Her mouth downturned. “Well, nothing anymore.”
“You stopped?”
“My work was stolen. I used to carry it around with me in my bag, a blue notebook filled with words, scribblings, but then someone took it from me.”
“A man, you mean?”
“Of course a man.” She tutted. “He took the bag and everything in it. Well, he certainly got his money’s worth, that night.”
“And since then?”
“Nothing. Not a word. I mean, I’ve tried and everything, but nothing happens. I just haven’t got the inclination anymore.” She paused. “The pen is dry.”
“That’s sad.”
“Yes, isn’t it.”
“So what did you write about, when you were writing?”

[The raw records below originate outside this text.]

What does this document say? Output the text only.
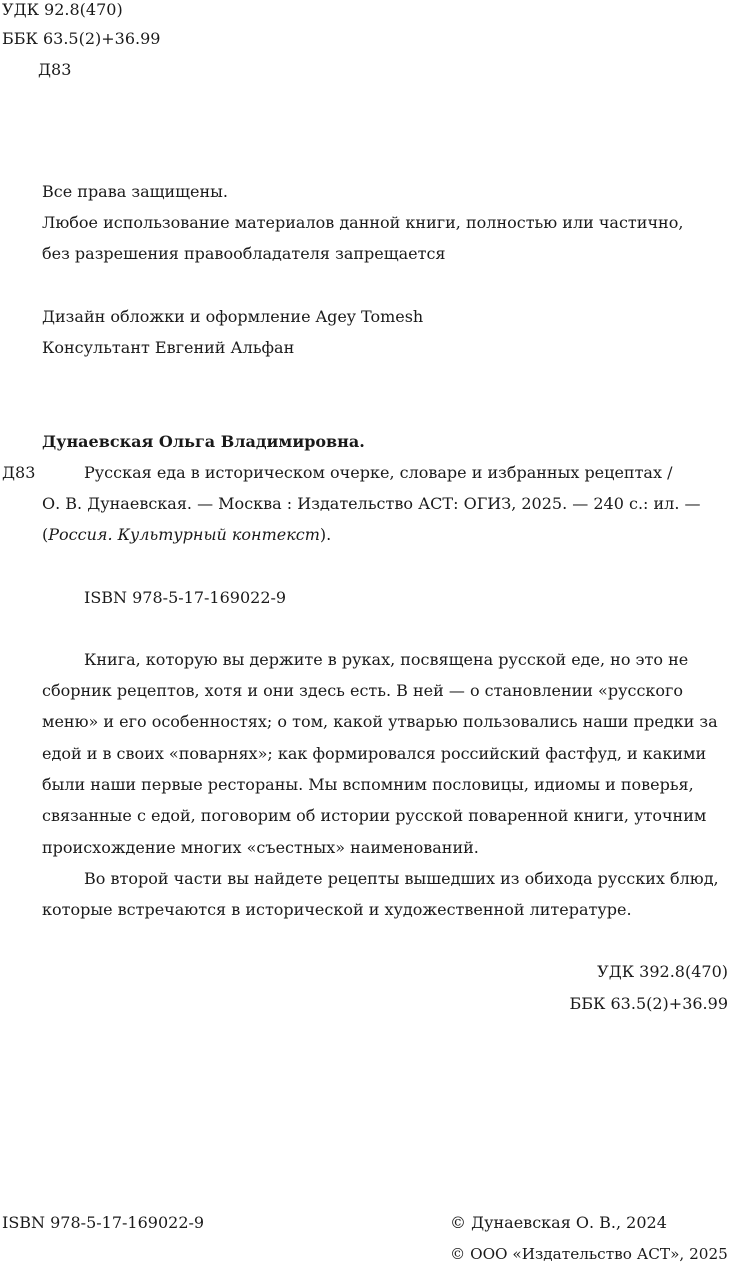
УДК 92.8(470)
ББК 63.5(2)+36.99
Д83
Все права защищены.
Любое использование материалов данной книги, полностью или частично,
без разрешения правообладателя запрещается
Дизайн обложки и оформление Agey Tomesh
Консультант Евгений Альфан
Дунаевская Ольга Владимировна.
Д83	Русская еда в историческом очерке, словаре и избранных рецептах /
О. В. Дунаевская. — Москва : Издательство АСТ: ОГИЗ, 2025. — 240 с.: ил. —
(Россия. Культурный контекст).
ISBN 978-5-17-169022-9
Книга, которую вы держите в руках, посвящена русской еде, но это не
сборник рецептов, хотя и они здесь есть. В ней — о становлении «русского
меню» и его особенностях; о том, какой утварью пользовались наши предки за
едой и в своих «поварнях»; как формировался российский фастфуд, и какими
были наши первые рестораны. Мы вспомним пословицы, идиомы и поверья,
связанные с едой, поговорим об истории русской поваренной книги, уточним
происхождение многих «съестных» наименований.
Во второй части вы найдете рецепты вышедших из обихода русских блюд,
которые встречаются в исторической и художественной литературе.
УДК 392.8(470)
ББК 63.5(2)+36.99
ISBN 978-5-17-169022-9	© Дунаевская О. В., 2024
© ООО «Издательство АСТ», 2025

“Well, let’s see.” She put a finger to her brow. “First of all, my life, I guess. I’d write about that. What I saw on the street every night, in the dark, and in men’s eyes when they’re lying in my arms.” She thought a little more. “And then sometimes I’d write about dreams, broken or otherwise. And things that people said to me, or that I overheard, the words. But more than that: the things that are left unsaid, when two people get really close, you know? And other times I’d write about the city, the political situation, this side fighting that side, words against words for control over words, endless, endless fighting.” Excitement danced in her eyes. “Other things. Oh, just lots of things, whatever came to mind. Items in the news, for instance, and cats and dogs, funny things I’ve seen in the daylight, people getting drunk or crying in public over their lost love, erm, what else? Cats, did I mention cats, right, right, and the secret words that people use when they think no one is listening, but of course I would never mention any names, or I’d change the names. And then at other times I’d find myself writing about my past, childhood memories, my long lost parents, whom I bless and curse in equal amounts. Oh, and the games that men and women play, and the limits of the city, where the stories drift away, where the terribly sad stories go when there’s no one left to tell them, no listeners, no reciters, only the words themselves drifting away through the trees and the fields. Does that make sense to you?”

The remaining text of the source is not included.